Única empresa de capital aberto do mercado eólico nacional, a Renova, ao contrário das concorrentes, descarta o caminho das compras em favor do crescimento orgânico. Em menos de um ano desde o seu lançamento, ocorrido em julho de 2010, suas ações se valorizaram mais de 130%, a maior valorização dentre os recentes IPOs na Bovespa. “Isso mostra o potencial do mercado de energia eólica”, afirma Delneri.
Tamanho interesse pelo desenvolvimento do setor tem algumas explicações. Além de liderar a onda verde, a energia do vento tornou-se um contraponto à energia nuclear, que ganhou a antipatia global depois do terremoto do Japão, seguido de tsunami, que provocou o colapso da usina de Fukushima.


 
Um fator econômico também explica a sua expansão.
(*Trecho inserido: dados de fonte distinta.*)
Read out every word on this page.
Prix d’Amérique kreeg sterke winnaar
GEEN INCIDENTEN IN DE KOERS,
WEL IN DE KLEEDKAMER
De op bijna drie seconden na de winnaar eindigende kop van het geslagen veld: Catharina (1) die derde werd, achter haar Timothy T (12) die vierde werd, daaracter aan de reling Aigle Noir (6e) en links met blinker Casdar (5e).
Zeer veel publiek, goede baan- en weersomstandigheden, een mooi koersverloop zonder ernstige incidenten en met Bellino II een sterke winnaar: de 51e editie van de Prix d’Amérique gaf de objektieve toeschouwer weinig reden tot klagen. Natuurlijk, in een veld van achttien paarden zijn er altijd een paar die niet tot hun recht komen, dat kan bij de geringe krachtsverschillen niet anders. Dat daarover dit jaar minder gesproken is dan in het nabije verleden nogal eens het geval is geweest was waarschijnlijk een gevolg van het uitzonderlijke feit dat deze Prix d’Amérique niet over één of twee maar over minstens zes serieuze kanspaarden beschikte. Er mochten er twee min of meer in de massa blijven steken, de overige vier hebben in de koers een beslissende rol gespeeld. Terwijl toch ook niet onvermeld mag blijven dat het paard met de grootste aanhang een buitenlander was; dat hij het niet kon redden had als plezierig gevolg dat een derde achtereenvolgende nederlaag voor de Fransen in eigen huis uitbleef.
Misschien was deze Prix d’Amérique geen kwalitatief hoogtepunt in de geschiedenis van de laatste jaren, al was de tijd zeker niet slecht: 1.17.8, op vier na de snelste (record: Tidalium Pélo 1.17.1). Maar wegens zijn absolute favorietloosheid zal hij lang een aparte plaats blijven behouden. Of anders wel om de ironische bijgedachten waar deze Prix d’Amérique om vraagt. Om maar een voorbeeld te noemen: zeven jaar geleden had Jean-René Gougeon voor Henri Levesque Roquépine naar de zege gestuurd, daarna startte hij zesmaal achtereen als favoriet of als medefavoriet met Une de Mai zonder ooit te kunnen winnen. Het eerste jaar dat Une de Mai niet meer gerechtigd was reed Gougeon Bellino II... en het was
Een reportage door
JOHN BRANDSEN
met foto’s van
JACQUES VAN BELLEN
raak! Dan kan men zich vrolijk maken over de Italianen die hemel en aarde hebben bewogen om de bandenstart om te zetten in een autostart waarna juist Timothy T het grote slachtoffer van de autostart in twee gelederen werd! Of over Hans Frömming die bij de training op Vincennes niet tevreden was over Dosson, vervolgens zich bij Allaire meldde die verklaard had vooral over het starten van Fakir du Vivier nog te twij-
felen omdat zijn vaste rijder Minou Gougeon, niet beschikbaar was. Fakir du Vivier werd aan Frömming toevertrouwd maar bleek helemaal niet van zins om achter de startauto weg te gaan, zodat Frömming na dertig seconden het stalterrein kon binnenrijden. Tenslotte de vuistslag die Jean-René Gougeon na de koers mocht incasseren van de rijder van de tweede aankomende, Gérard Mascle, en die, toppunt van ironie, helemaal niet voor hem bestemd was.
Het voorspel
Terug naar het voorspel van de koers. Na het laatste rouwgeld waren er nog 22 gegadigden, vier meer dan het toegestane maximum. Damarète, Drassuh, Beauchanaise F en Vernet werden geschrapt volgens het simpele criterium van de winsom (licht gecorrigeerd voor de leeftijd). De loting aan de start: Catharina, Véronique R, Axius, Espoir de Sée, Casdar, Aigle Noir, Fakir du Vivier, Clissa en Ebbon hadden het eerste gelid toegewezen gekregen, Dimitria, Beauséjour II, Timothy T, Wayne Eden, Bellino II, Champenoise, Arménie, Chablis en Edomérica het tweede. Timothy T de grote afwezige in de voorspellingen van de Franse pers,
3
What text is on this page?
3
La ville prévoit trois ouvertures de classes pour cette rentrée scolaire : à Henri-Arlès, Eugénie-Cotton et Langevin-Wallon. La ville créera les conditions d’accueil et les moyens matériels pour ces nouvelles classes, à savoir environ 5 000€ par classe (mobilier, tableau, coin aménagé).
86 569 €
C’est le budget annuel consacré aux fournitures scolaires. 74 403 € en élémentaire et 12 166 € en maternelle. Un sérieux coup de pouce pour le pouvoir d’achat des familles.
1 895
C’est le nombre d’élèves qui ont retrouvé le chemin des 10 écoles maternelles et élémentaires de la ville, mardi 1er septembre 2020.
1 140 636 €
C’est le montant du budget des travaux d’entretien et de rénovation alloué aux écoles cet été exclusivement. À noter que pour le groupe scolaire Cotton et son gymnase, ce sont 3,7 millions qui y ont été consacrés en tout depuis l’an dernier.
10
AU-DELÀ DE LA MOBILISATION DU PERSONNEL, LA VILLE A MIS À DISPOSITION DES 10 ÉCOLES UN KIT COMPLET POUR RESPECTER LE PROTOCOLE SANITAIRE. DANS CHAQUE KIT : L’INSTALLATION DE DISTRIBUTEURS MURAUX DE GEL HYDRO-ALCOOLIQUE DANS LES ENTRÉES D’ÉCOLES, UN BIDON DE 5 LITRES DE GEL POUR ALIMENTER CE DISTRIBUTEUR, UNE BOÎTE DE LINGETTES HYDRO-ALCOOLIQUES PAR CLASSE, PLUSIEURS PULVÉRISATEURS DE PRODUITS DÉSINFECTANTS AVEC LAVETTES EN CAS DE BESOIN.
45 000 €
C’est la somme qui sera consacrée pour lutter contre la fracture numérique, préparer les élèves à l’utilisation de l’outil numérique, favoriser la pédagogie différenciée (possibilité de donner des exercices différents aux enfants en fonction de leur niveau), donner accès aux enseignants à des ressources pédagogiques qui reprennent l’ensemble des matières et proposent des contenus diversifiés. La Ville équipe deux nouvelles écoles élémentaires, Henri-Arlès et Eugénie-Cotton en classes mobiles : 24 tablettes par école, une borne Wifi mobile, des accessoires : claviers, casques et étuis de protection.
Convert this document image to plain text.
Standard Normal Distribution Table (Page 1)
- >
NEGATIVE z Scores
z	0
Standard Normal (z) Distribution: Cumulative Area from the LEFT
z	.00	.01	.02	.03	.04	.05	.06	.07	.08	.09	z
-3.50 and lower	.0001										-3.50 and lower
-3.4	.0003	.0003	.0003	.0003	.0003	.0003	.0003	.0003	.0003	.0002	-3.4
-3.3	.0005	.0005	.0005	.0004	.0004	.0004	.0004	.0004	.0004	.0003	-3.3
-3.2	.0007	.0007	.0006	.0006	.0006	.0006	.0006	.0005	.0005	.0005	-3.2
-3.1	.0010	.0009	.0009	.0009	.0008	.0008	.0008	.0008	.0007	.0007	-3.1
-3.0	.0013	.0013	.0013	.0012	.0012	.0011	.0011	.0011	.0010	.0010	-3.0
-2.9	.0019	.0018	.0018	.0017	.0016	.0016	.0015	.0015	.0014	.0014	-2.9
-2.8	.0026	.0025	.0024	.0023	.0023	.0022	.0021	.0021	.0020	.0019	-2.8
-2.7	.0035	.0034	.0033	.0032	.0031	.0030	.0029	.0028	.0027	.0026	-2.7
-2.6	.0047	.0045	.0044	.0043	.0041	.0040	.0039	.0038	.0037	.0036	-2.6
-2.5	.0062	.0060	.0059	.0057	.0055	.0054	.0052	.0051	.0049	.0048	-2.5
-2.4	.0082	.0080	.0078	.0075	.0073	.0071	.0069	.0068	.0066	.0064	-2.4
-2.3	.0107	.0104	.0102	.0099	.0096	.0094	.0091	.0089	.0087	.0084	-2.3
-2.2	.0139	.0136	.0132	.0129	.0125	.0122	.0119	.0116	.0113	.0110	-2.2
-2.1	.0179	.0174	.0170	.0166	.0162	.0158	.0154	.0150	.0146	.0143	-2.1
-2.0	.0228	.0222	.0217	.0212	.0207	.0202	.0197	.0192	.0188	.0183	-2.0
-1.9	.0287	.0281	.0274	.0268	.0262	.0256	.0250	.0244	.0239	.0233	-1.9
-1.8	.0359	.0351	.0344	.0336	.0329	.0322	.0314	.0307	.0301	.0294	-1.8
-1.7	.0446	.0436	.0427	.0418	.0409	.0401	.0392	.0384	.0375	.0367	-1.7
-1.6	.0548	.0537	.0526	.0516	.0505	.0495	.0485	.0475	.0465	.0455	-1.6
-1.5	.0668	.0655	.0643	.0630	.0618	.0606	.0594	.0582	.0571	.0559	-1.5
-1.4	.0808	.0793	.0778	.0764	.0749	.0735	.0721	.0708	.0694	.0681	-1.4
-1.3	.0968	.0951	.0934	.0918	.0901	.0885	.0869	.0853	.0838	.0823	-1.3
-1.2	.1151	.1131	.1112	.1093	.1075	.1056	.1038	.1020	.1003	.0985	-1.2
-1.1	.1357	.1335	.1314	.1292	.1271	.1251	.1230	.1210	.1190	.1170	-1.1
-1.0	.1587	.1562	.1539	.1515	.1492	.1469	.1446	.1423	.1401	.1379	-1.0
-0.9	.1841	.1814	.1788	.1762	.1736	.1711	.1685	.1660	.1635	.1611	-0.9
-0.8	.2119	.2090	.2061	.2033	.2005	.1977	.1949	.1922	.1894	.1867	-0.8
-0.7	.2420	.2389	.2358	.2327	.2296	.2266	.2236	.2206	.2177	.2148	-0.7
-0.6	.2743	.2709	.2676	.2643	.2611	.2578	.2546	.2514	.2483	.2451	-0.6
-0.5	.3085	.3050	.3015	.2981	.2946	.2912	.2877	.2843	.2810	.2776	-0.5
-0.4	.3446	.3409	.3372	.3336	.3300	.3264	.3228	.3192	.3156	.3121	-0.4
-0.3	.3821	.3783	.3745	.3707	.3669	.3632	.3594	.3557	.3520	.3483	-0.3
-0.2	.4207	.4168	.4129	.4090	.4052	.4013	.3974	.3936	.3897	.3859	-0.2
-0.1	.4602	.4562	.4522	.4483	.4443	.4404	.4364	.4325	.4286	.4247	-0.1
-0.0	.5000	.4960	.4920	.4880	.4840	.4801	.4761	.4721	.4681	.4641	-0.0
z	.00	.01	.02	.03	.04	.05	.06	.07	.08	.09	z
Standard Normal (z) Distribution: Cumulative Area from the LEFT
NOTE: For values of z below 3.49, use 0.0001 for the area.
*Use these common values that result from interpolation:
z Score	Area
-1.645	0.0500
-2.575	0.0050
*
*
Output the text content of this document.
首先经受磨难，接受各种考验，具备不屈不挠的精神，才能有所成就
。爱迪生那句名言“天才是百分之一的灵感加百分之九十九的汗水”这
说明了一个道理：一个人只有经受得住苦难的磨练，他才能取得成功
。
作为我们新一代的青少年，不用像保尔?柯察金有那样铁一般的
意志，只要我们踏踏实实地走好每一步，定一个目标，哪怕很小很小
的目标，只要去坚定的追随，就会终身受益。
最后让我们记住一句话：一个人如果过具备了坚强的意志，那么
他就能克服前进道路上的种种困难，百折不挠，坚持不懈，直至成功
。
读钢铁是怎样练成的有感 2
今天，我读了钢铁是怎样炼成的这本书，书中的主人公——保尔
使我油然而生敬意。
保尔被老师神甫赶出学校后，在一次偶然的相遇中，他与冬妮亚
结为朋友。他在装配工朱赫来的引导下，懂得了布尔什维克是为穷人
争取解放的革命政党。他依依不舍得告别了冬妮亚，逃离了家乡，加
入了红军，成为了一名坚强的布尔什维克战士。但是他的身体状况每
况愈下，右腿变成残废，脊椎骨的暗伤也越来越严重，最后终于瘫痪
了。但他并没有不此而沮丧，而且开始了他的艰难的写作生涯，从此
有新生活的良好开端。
Nos últimos anos, a queda nos custos de implementação de parques eólicos, em decorrência do barateamento de equipamentos, reduziu os custos da eletricidade eólica a níveis abaixo das Pequenas Centrais Hidrelétricas, conhecidas como PCHs, e outra importante fonte de energia renovável.
Enquanto um parque eólico tem um custo de implementação próximo a R$ 3,5 milhões e leva dois anos para começar a operar, uma PCH não sai por menos de R$ 7 milhões, demorando até cinco anos para acender a primeira lâmpada. “O setor eólico é a aposta das empresas energéticas do País, o que explica por que já injetamos R$ 550 milhões nessa área”, diz Teixeira, da Cemig. Esse montante inclui a compra de parte da Impsa Wind. Com a aquisição, a estatal passou a ter uma fatia em três usinas no litoral cearense, totalizando 100 MW.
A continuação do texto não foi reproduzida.